The department cracked down later, going to court and negotiating agreements with the company to clean up its discharge.

"DEQ has a $216 million budget," Wells said. "But even with a multimillion-dollar budget it couldn’t deal with Gen-X. DEQ’s problem wasn’t money."

But the legislature put millions of dollars in new money into the state budget last year to study GenX and related chemicals that are collectively called PFAS, including money to test drinking water around the state. Other requests from DEQ, which said it needed more staff and new equipment, went unfilled.

DEQ spokeswoman Sharon Martin said it's no secret the department has seen "deep staff and budget cuts in the past decade."

"But the dedicated staff of this agency continues to fulfill its mission to protect North Carolina’s communities and environment even with limited resources," she said in an email.

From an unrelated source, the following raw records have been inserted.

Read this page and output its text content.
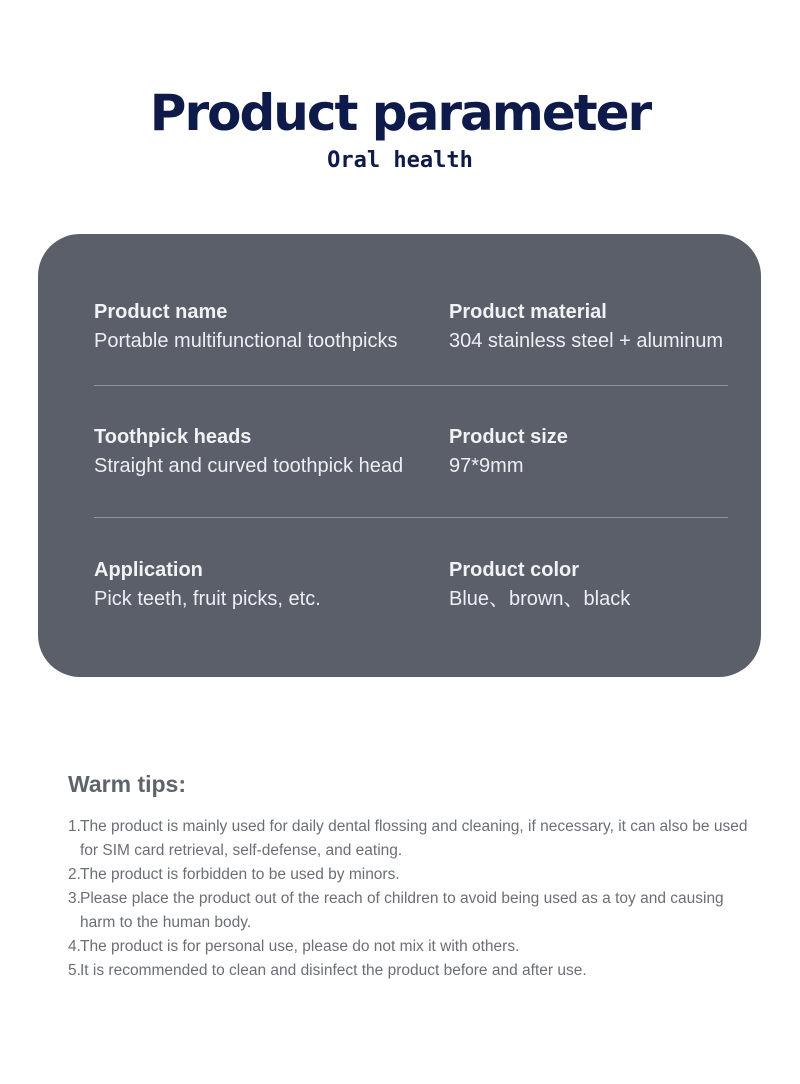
Product parameter
Oral health
Product name
Portable multifunctional toothpicks
Product material
304 stainless steel + aluminum
Toothpick heads
Straight and curved toothpick head
Product size
97*9mm
Application
Pick teeth, fruit picks, etc.
Product color
Blue、brown、black
Warm tips:
1. The product is mainly used for daily dental flossing and cleaning, if necessary, it can also be used for SIM card retrieval, self-defense, and eating.
2. The product is forbidden to be used by minors.
3. Please place the product out of the reach of children to avoid being used as a toy and causing harm to the human body.
4. The product is for personal use, please do not mix it with others.
5. It is recommended to clean and disinfect the product before and after use.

Burdette, the Cape Fear Riverkeeper, said it's fair to say GenX flew under the radar for years, regardless of DEQ funding. But if the state had more people dealing with permits, Chemours' would have gotten scrutiny sooner, broaching the issue in a way that might have spurred change, he said.

"I certainly don't want to suggest that it's only money," Burdette said. "There has to be a commitment from the very top of the agency on down. I think we have that commitment in North Carolina right now, and so, I think, if we had the resources to put regulators in the field and behind the desks at the permit-writing department, we would be doing a much better job."